L’Amérique, modèle pour l’Europe ?
Honnis par une droite conservatrice qui y voit le produit d’une rébellion contre l’orthodoxie romaine, critiqués par une gauche qui en approuve le matérialisme mais en conteste l’application, attaqués par un tiers-monde qui secrètement les envie, ou au contraire ouvertement admirés par une droite adepte du libéralisme économique comme par une Eglise qui en fait les promoteurs d’un système de coexistence pacifique des religions, les Etats-Unis d’Amérique suscitent toujours les passions mais jamais l’indifférence. Je crois qu’ils ne méritent ni l’excès d’honneur ni l’indignité que l’opinion publique leur prodigue si généreusement.

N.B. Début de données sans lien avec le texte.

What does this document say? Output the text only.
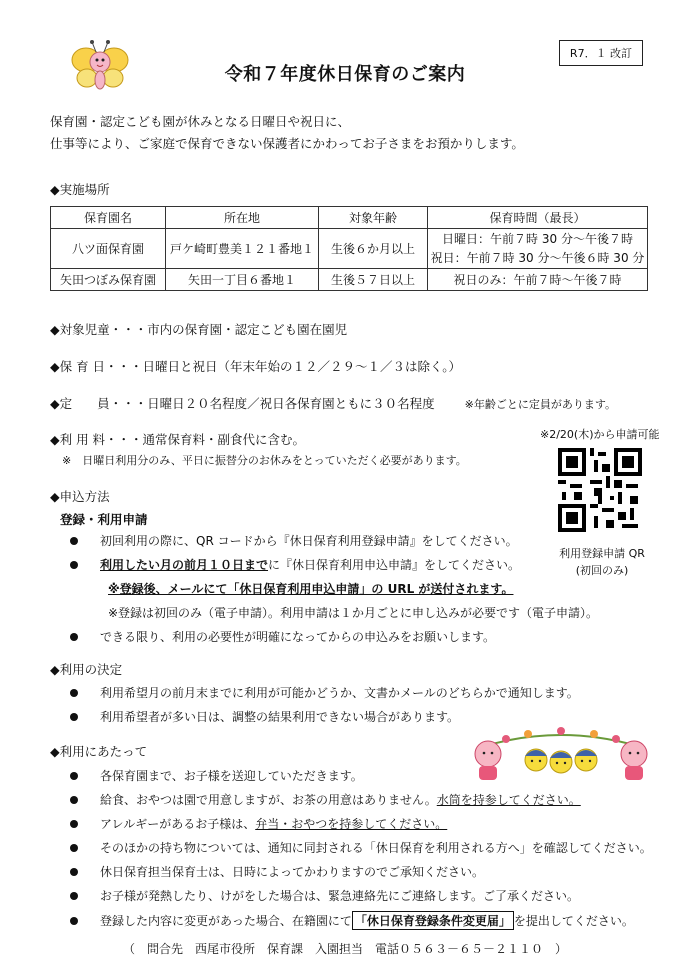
R7．１ 改訂
令和７年度休日保育のご案内
保育園・認定こども園が休みとなる日曜日や祝日に、
仕事等により、ご家庭で保育できない保護者にかわってお子さまをお預かりします。
◆実施場所
保育園名	所在地	対象年齢	保育時間（最長）
八ツ面保育園	戸ケ崎町豊美１２１番地１	生後６か月以上	日曜日：午前７時 30 分～午後７時
祝日：午前７時 30 分～午後６時 30 分

矢田つぼみ保育園	矢田一丁目６番地１	生後５７日以上	祝日のみ：午前７時～午後７時
◆対象児童・・・市内の保育園・認定こども園在園児
◆保 育 日・・・日曜日と祝日（年末年始の１２／２９～１／３は除く。）
◆定　　員・・・日曜日２０名程度／祝日各保育園ともに３０名程度	※年齢ごとに定員があります。
◆利 用 料・・・通常保育料・副食代に含む。
※　日曜日利用分のみ、平日に振替分のお休みをとっていただく必要があります。
※2/20(木)から申請可能
利用登録申請 QR
(初回のみ)
◆申込方法
登録・利用申請
初回利用の際に、QR コードから『休日保育利用登録申請』をしてください。
利用したい月の前月１０日まで に『休日保育利用申込申請』をしてください。
※登録後、メールにて「休日保育利用申込申請」の URL が送付されます。
※登録は初回のみ（電子申請）。利用申請は１か月ごとに申し込みが必要です（電子申請）。
できる限り、利用の必要性が明確になってからの申込みをお願いします。
◆利用の決定
利用希望月の前月末までに利用が可能かどうか、文書かメールのどちらかで通知します。
利用希望者が多い日は、調整の結果利用できない場合があります。
◆利用にあたって
各保育園まで、お子様を送迎していただきます。
給食、おやつは園で用意しますが、お茶の用意はありません。 水筒を持参してください。
アレルギーがあるお子様は、 弁当・おやつを持参してください。
そのほかの持ち物については、通知に同封される「休日保育を利用される方へ」を確認してください。
休日保育担当保育士は、日時によってかわりますのでご承知ください。
お子様が発熱したり、けがをした場合は、緊急連絡先にご連絡します。ご了承ください。
登録した内容に変更があった場合、在籍園にて 「休日保育登録条件変更届」 を提出してください。
（　問合先　西尾市役所　保育課　入園担当　電話０５６３－６５－２１１０　）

S’il est une idée qui a présidé à la naissance comme à la maturation des Etats-Unis d’Amérique, s’il est un principe que les Américains ont constamment proclamé vouloir défendre et faire triompher, d’abord sur leur sol et ensuite sur la terre entière, une évidence autour de laquelle est censé se cristalliser le consensus de tous les citoyens, c’est bien, comme le disait Jefferson, que les hommes ont été dotés par leur Créateur de certains droits inaliénables dont le premier, après la vie, est la liberté. Non pas cette liberté chérie des révolutionnaires français, clamant qu’il suffit de rendre les hommes égaux pour qu’ils deviennent libres, mais une liberté conçue, au contraire, comme le principe de leur égalité, car, comme le pensait en somme Jefferson, un homme libre ne peut être que l’égal d’un autre homme libre, tandis qu’ils peuvent être égaux dans la servitude. C’est de la Réforme qu’est née l’Amérique, cela est une évidence historique, mais c’est aussi un principe d’explication de l’histoire américaine. Ce que les Américains voulurent dès l’origine n’est pas l’égalité, mais qu’il ne fût pas possible d’imposer à un homme de croire à une idée à laquelle sa conscience ne le portait pas à croire. […]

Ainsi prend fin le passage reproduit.